Wie schaffst du es, Kind und Beruf unter einen Hut zu bekommen? 

Das funktioniert in der Regel erstaunlich gut. Ich habe mittlerweile einen kleinen Pool an Babysitterinnen, die mich tatkräftig unterstützten. Trotzdem beneide ich Freundinnen in Deutschland, die ab und zu auf ihre Familie zurückgreifen können.
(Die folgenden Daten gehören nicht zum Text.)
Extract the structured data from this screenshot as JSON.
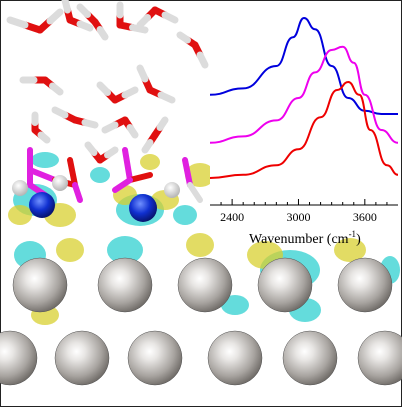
{
  "chart_data": {
    "type": "line",
    "xlabel_main": "Wavenumber (cm",
    "xlabel_sup": "-1",
    "xlabel_close": ")",
    "x_ticks": [
      2400,
      3000,
      3600
    ],
    "x_tick_labels": [
      "2400",
      "3000",
      "3600"
    ],
    "xlim": [
      2200,
      3900
    ],
    "ylabel": "",
    "grid": false,
    "series": [
      {
        "color": "#0000dd",
        "x": [
          2200,
          2500,
          2800,
          2950,
          3050,
          3150,
          3300,
          3450,
          3600,
          3750,
          3900
        ],
        "y": [
          0.52,
          0.56,
          0.7,
          0.88,
          1.0,
          0.93,
          0.7,
          0.5,
          0.42,
          0.4,
          0.4
        ]
      },
      {
        "color": "#ee00ee",
        "x": [
          2200,
          2500,
          2800,
          3000,
          3150,
          3300,
          3400,
          3500,
          3600,
          3750,
          3900
        ],
        "y": [
          0.22,
          0.26,
          0.36,
          0.5,
          0.66,
          0.8,
          0.82,
          0.72,
          0.52,
          0.3,
          0.22
        ]
      },
      {
        "color": "#ee0000",
        "x": [
          2200,
          2500,
          2800,
          3000,
          3200,
          3350,
          3450,
          3550,
          3650,
          3800,
          3900
        ],
        "y": [
          0.0,
          0.02,
          0.08,
          0.18,
          0.38,
          0.55,
          0.6,
          0.52,
          0.3,
          0.08,
          0.02
        ]
      }
    ]
  },
  "scene": {
    "colors": {
      "oxygen": "#e01010",
      "hydrogen": "#f0f0f0",
      "carbon_link": "#e020e0",
      "metal": "#b8b4b0",
      "ion": "#1030d0",
      "iso_pos": "#d8d030",
      "iso_neg": "#30d0d0"
    }
  }
}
Welche deutschen Werte, Vorstellungen und Traditionen möchtest du deinem Kind vermitteln? 

Verbindlichkeit. Die vermisse ich hier. Ich habe aber das Gefühl, dass die in unserer Generation generell abgenommen hat und sich die Leute lieber alle Türen offenhalten wollen – im Beruf wie auch im Privatleben. Das fängt schon bei Verabredungen fürs Wochenende an. Ich schließe mich da selbst nicht aus. Trotzdem finde ich, dass es keine besonders schöne Entwicklung ist. Ich würde mir wünschen, dass die nächste Generation diesen Wert wieder mehr zu schätzen weiß.

Was liebst Du an New York besonders? 

Die Vielfältigkeit. Hier leben Menschen aus der ganzen Welt und alle fühlen sich als New Yorker. Du kommst hier an und gehörst dazu. Und weil jeder etwas von sich einbringt, entwickelt sich die Stadt ständig weiter. Sie ist so reich an kulturellen, sprachlichen und kulinarischen Einflüssen, dass sich jeder Tag wie eine kleine Weltreise anfühlt.

Und was stört dich? 

Schlaglöcher. Manchmal habe ich das Gefühl, New York ist ein einziges großes Schlagloch. Man findet etwa alle zwei Meter eins. Da ich mich in Manhattan fast ausschließlich mit dem Fahrrad fortbewege, treiben mich diese täglich in den Wahnsinn.

An welchem Ort kannst du zur Ruhe kommen? 

Ich muss mich nicht an einem ruhigen Ort befinden, um zur Ruhe kommen zu können. Ganz im Gegenteil: Am besten entspannen kann ich in einem New Yorker Straßencafé. Wenn ich dort sitze und die Menschen und die Umgebung beobachte – dann kann ich am besten Abschalten.

Was gibt es nur in New York? 

Popcorn mit „chicken-chocolate flavor“. Jedenfalls habe ich das bislang nur in New York frisch serviert bekommen.

Hast du das Gefühl, dass dich die Stadt verändert hat? 

Ich habe mich an die Freundlichkeit der Mitmenschen gewöhnt. Ob oberflächlich oder nicht – wenn ich zu Besuch in Deutschland bin, fällt mir erst auf, wie griesgrämig oder schlecht gelaunt die Menschen oft sind. Die kleinen Small Talks an den Kassen in New York, die ich zu Beginn so überflüssig fand, fehlen mir dann richtig.

»Hier leben Menschen aus der ganzen Welt und alle fühlen sich als New Yorker. Du kommst hier an und gehörst dazu.«

Gibt es etwas, das du an deiner Heimat vermisst? 

Ein Gläschen Wein am Flussufer oder bei einem Picknick zu trinken. Alkohol ist hier auf öffentlichen Plätzen verboten. Und wenn ich meinen Wein in einer braunen Papiertüte verstecken und heimlich aus einem Plastikbecher trinken muss, ganz ehrlich, da komme ich mir vor, als wäre ich wieder 15 Jahre alt.

Wann hattest du das Gefühl, die Amerikaner wirklich verstanden zu haben? 

Das habe ich bis heute nicht. Sprachlich allerdings klappt es inzwischen hervorragend.